Comment by that_guy_iain
Comment by that_guy_iain 7 days ago
To tweak a PHP deployment to handle hundreds of requests per second which is very very realistic for a basic logging for a mid-sized application you're looking at having a very beefy server setup.
Most PHP deployments barely reach a hundred per server.
And this is an open source project is should be designed to handle basic production workloads which it could but it'll cost you a bunch more than if you used the correct languages.
> I'm not a big fan when folks call out languages as bottlenecks when they have no proof on the actual overhead and how much faster it would be in another language.

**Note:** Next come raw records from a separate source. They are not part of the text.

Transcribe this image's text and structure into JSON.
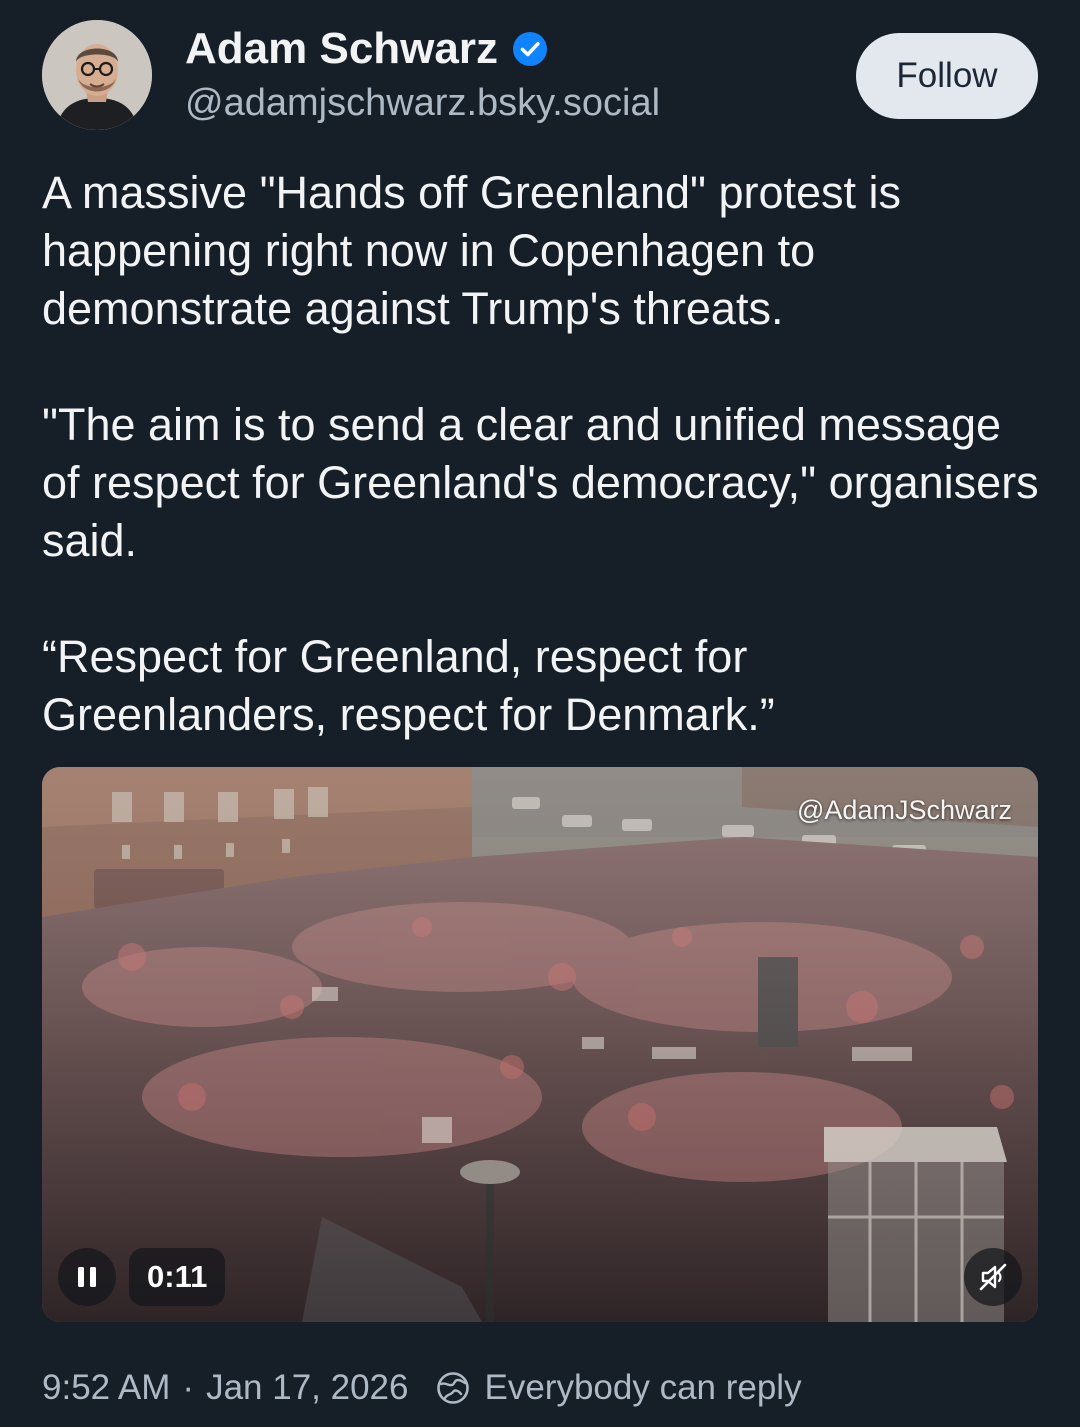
{
  "author": {
    "display_name": "Adam Schwarz",
    "handle": "@adamjschwarz.bsky.social",
    "verified": true
  },
  "follow_button": {
    "label": "Follow"
  },
  "post": {
    "paragraphs": [
      "A massive \"Hands off Greenland\" protest is happening right now in Copenhagen to demonstrate against Trump's threats.",
      "\"The aim is to send a clear and unified message of respect for Greenland's democracy,\" organisers said.",
      "“Respect for Greenland, respect for Greenlanders, respect for Denmark.”"
    ]
  },
  "video": {
    "watermark": "@AdamJSchwarz",
    "elapsed": "0:11",
    "playing": true,
    "muted": true
  },
  "meta": {
    "time": "9:52 AM",
    "separator": "·",
    "date": "Jan 17, 2026",
    "reply_setting": "Everybody can reply"
  },
  "colors": {
    "background": "#161e27",
    "text": "#f1f3f5",
    "muted_text": "#aeb9c6",
    "verified_badge": "#1083fe",
    "follow_button_bg": "#e3e7ee"
  },
  "icons": {
    "verified": "verified-check-icon",
    "pause": "pause-icon",
    "mute": "speaker-muted-icon",
    "reply_setting": "globe-icon"
  }
}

Honestly, I thought it was so obvious that an interpreted language is not good for high throughput endpoints that it didn't need to be proven. I also thought it was obvious that a logging system is going to handle lots and lots of data.

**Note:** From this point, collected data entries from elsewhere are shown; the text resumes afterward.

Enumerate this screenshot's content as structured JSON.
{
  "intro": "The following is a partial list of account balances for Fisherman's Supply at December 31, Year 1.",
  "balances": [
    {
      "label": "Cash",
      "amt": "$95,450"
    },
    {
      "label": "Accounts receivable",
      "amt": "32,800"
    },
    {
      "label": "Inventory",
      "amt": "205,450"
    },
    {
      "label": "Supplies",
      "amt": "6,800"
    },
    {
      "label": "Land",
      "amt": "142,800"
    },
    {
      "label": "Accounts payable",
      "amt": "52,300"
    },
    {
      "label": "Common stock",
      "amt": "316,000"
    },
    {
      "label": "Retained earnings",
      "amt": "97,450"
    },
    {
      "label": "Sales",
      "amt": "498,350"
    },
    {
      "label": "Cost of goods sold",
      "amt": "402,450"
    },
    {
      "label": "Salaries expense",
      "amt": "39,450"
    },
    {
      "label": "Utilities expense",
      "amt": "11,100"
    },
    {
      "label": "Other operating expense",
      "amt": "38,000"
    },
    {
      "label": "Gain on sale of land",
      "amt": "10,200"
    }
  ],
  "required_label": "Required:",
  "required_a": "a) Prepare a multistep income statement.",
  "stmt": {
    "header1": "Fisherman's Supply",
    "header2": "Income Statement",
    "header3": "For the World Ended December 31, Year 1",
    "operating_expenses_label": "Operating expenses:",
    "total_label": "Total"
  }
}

It could be easily proven by doing a bunch of work but obviously there is no point in me proving it.
Well, looking at our bespoke logging system in PHP handling some 15-20+ million log entry's per day on a virtualized dual-core system... it's mostly disk I/O on the underlying MySQL database (currently duplicating to Clickhouse where we'll eventually store everything). And that is central application logging for about 100 servers (think syslog), some 400 "microservices" (parts of a larger application), and a handful of backend systems.
We're running out of disk space earlier than that PHP is a bottleneck here.